The characteristic of a subdomain is the same as the integral domain in which it is contained? Perhaps I have a misunderstanding of what a subdomain and an integral domain are, but I'm having a hard time figuring this out.
I'm asked to show that the characteristic of a subdomain is the same as the characteristic of the integral domain in which it is contained.
What was tying me up is: $\mathbb Z_7$ is an integral domain. $\mathbb Z_3$ is also an integral domain, and every element in $\mathbb Z_3$ is contained in $\mathbb Z_7$, so isn't $\mathbb Z_3$ a subdomain of $\mathbb Z_7$?
I assume it's probably fairly simple (a misunderstanding of a definition or something), but what am I missing here?
(Edit: I, apparently, had a lapse in brain functioning which resulted in a pretty bad misunderstanding of subrings. Once this was fixed, the proof came naturally.)
 A: Notice $1+1+1=0$ in $Z_3$ but $1+1+1\color{Red}{\ne}0$ in $Z_7$. Just because the symbols used to represent the elements of $Z_3$ are a subset of the symbols used to represent the elements of $Z_7$ doesn't mean that one structure sits inside the other structure. Not even remotely close. For a subset to be a subring its operations must be the same as those in the ring it sits inside.

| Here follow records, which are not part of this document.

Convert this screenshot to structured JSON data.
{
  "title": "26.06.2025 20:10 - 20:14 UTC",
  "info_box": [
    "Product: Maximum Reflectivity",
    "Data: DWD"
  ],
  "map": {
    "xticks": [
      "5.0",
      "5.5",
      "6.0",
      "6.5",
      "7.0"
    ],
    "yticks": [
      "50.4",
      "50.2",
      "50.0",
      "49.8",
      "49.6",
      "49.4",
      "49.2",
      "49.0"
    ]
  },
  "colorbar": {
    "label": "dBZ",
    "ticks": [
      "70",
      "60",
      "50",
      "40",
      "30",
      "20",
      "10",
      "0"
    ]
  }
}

If $A\to B$ is any homomorphism of unital rings, we have ${\rm char}(B)\mid{\rm char}(A)$. Can you prove this? Consider the fact that the element $\underbrace{1_B+\cdots+1_B}_{{\rm char}(A)}\in B$ is the image of $\underbrace{1_A+\cdots+1_A}_{{\rm char}(A)}=0_A$.
In particular if $B$ is a domain then its characteristic is either zero or a prime number (can you prove this fact?). If ${\rm char}(B)=p$ then $A$ is a domain and its characteristic is a multiple of $p$, so the characteristic of $A$ must also be $p$. I'll let you figure out the characteristic zero case.
A: A subdomain $R \subseteq S$ is first of all a subring, i.e. the inclusion $i : R \hookrightarrow S$ is a ring homomorphism. Since ring homomorphisms send $1$ to $1$ by definition, $R$ and $S$ must have the same unity element $1$, so $p \cdot 1 = 0$ in $R$ iff $p \cdot 1 = 0$ in $S$, which shows that $R$ and $S$ have the same characteristic. 
As for your example, $\mathbb{Z}_3$ and $\mathbb{Z}_7$ do not have the same unity element, and in fact not only is $\mathbb{Z}_3$ is not a subset of $\mathbb{Z}_7$, there is no injective ring homomorphism from $\mathbb{Z}_3$ to $\mathbb{Z}_7$.
A: More is true: the characteristic is preserved under all injective morphisms of rings*. This is simply because the characteristic of $R$ is the non-negative generator of the kernel of the unique ring morphism $\def\Z{\Bbb Z}\iota_R:\Z\to R$. If $f:R\to S$ is an injective ring morphism, then the kernel of $\iota_S=f\circ \iota_R$ is the same as that of $\iota_R$, and so (the larger ring) $S$ has the same characteristic as$~R$.
As for your confusion about $\Z_3$ and $\Z_7$, it is not true that every element of $\Z_3$ is also element $\Z_7$, since the elements of $\Z_n$ are congruence classes modulo$~n$, and the congruence class of (say) $2$ modulo$~3$ is not the same thing as the congruence class of $2$ modulo$~7$. What is true is that the usual representatives (in $\Z$) of elements in $\Z_3$ are also representatives of (other) elements of$~\Z_7$. But even if one would define these rings so that these are really elements rather than representatives, then 
$\Z_3$ is still not a subring of $\Z_7$ because the (addition, multiplication) operations on elements of $\Z_3$ differ from those on the same elements in$~\Z_7$. Indeed the characteristic shows that there cannot be any injective ring morphism (in particular no inclusion relation) $\Z_3\to\Z_7$. Actually this is even true without "injective".
*$~$I mean unitary rings of course; no characteristic is defined (like this) for non-unitary rings.